Tegen dit besluit heeft [appellant] bij brief, bij de rechtbank Haarlem ingekomen op 11 maart 2009, doorgezonden op 29 mei 2009 naar de Raad van State, beroep ingesteld. De gronden van het beroep zijn aangevuld bij brief van 7 april 2009.
Het college heeft een verweerschrift ingediend.
De Stichting Advisering Bestuursrechtspraak voor Milieu en Ruimtelijke Ordening heeft een deskundigenbericht uitgebracht.
[appellant] en [partij] hebben hun zienswijze daarop naar voren gebracht.
De Afdeling heeft de zaak ter zitting behandeld op 7 januari 2010, waar [appellant], in persoon en bijgestaan door mr. W.G.M. Nannings, advocaat te Leiden, en het college, vertegenwoordigd door mr. S.E.H. van Thoor, advocaat te Haarlem, zijn verschenen.
Voorts is ter zitting [partij] als partij gehoord.
2.1. Bij het bestreden besluit is aan [appellant] een last onder dwangsom opgelegd wegens het overtreden van artikel 13 van de Wet bodembescherming. De last onder dwangsom houdt in dat [appellant] binnen drie maanden na 26 juni 2008 een nader bodemonderzoek moet (laten) uitvoeren met als doel de verontreiniging in de bodem in kaart te brengen. Indien niet aan de last wordt voldaan, wordt een dwangsom van € 5.000,00 ineens verbeurd.
2.2. Ingevolge artikel 13 van de Wet bodembescherming, voor zover hier van belang, is ieder die op of in de bodem handelingen verricht als bedoeld in de artikelen 6 tot en met 11 en die weet of redelijkerwijs had kunnen vermoeden dat door die handelingen de bodem kan worden verontreinigd of aangetast, verplicht alle maatregelen te nemen die redelijkerwijs van hem kunnen worden gevergd, teneinde die verontreiniging of aantasting te voorkomen, dan wel indien de verontreiniging of aantasting zich voordoet, de verontreiniging of de aantasting en de directe gevolgen daarvan te beperken en zoveel mogelijk ongedaan te maken.
2.3. Aan het bestreden besluit ligt een bodemonderzoek van Tauw van 26 juli 2007, kenmerk L001-4528222FOT-irb-V01-NL, ten grondslag. Eerder is in maart 2003 een bodemonderzoek uitgevoerd door IBOZO, kenmerk AD4092/rp1, om de verontreiniging van de bodem te onderzoeken als gevolg van een lekkage van de afvoer van de binnen de inrichting van [appellant] aanwezige wasbak.
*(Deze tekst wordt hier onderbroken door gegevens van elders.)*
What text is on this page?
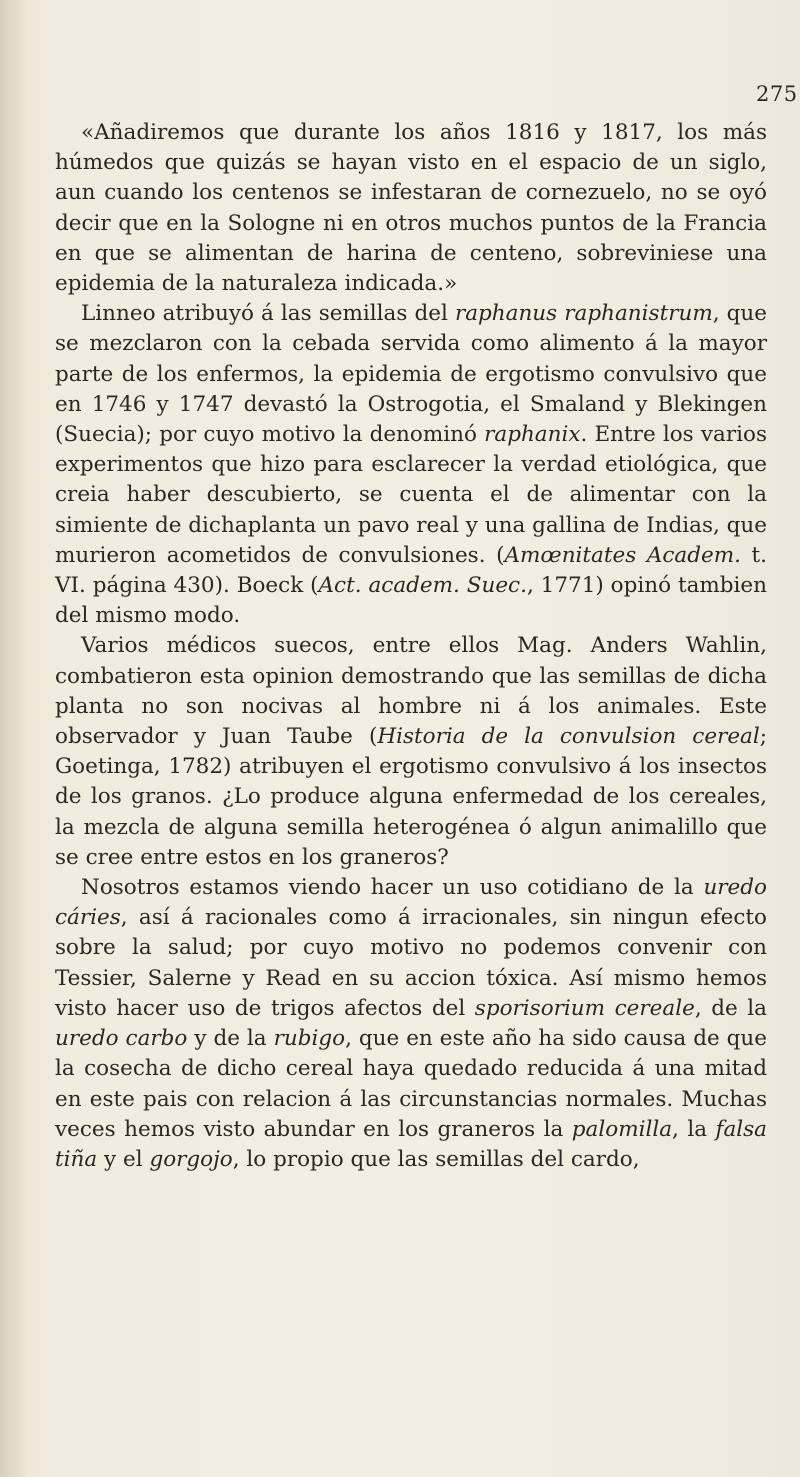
275

«Añadiremos que durante los años 1816 y 1817, los más húmedos que quizás se hayan visto en el espacio de un siglo, aun cuando los centenos se infestaran de cornezuelo, no se oyó decir que en la Sologne ni en otros muchos puntos de la Francia en que se alimentan de harina de centeno, sobreviniese una epidemia de la naturaleza indicada.»

Linneo atribuyó á las semillas del raphanus raphanistrum, que se mezclaron con la cebada servida como alimento á la mayor parte de los enfermos, la epidemia de ergotismo convulsivo que en 1746 y 1747 devastó la Ostrogotia, el Smaland y Blekingen (Suecia); por cuyo motivo la denominó raphanix. Entre los varios experimentos que hizo para esclarecer la verdad etiológica, que creia haber descubierto, se cuenta el de alimentar con la simiente de dichaplanta un pavo real y una gallina de Indias, que murieron acometidos de convulsiones. (Amœnitates Academ. t. VI. página 430). Boeck (Act. academ. Suec., 1771) opinó tambien del mismo modo.

Varios médicos suecos, entre ellos Mag. Anders Wahlin, combatieron esta opinion demostrando que las semillas de dicha planta no son nocivas al hombre ni á los animales. Este observador y Juan Taube (Historia de la convulsion cereal; Goetinga, 1782) atribuyen el ergotismo convulsivo á los insectos de los granos. ¿Lo produce alguna enfermedad de los cereales, la mezcla de alguna semilla heterogénea ó algun animalillo que se cree entre estos en los graneros?

Nosotros estamos viendo hacer un uso cotidiano de la uredo cáries, así á racionales como á irracionales, sin ningun efecto sobre la salud; por cuyo motivo no podemos convenir con Tessier, Salerne y Read en su accion tóxica. Así mismo hemos visto hacer uso de trigos afectos del sporisorium cereale, de la uredo carbo y de la rubigo, que en este año ha sido causa de que la cosecha de dicho cereal haya quedado reducida á una mitad en este pais con relacion á las circunstancias normales. Muchas veces hemos visto abundar en los graneros la palomilla, la falsa tiña y el gorgojo, lo propio que las semillas del cardo,
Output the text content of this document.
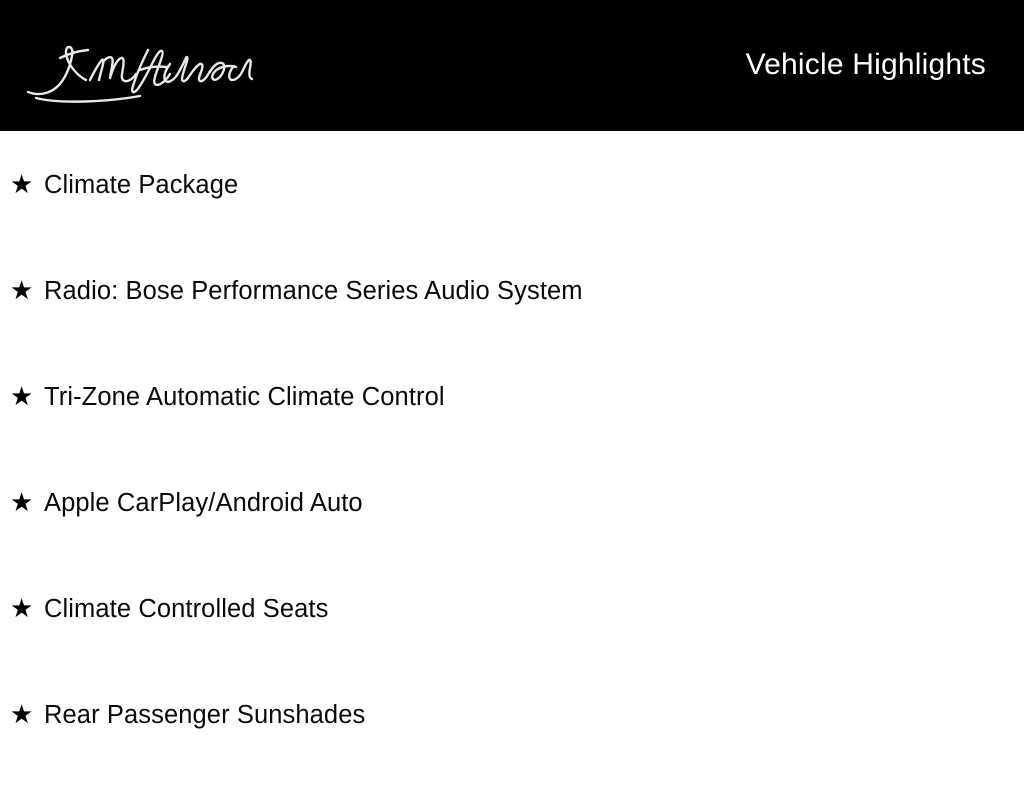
Vehicle Highlights
★ Climate Package
★ Radio: Bose Performance Series Audio System
★ Tri-Zone Automatic Climate Control
★ Apple CarPlay/Android Auto
★ Climate Controlled Seats
★ Rear Passenger Sunshades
Het college stelt dat na vergelijking van de twee onderzoeken kan worden geconcludeerd dat na het door IBOZO in 2003 uitgevoerde bodemonderzoek nieuwe bodemverontreinigingen in de nabijheid van de inrichting zijn ontstaan dan wel dat de bestaande verontreiniging is uitgebreid of verergerd. Het college stelt verder dat de inrichting van [appellant] het enige autobedrijf en keuringsstation in de directe omgeving van de locatie van de geconstateerde verontreiniging is. Gelet hierop acht het college het aannemelijk dat de geconstateerde verontreiniging is veroorzaakt door handelingen binnen die inrichting.
2.4. [appellant] stelt dat niet vaststaat dat de geconstateerde verontreiniging is veroorzaakt door het in werking zijn van zijn inrichting en hij dus niet als overtreder kan worden aangemerkt.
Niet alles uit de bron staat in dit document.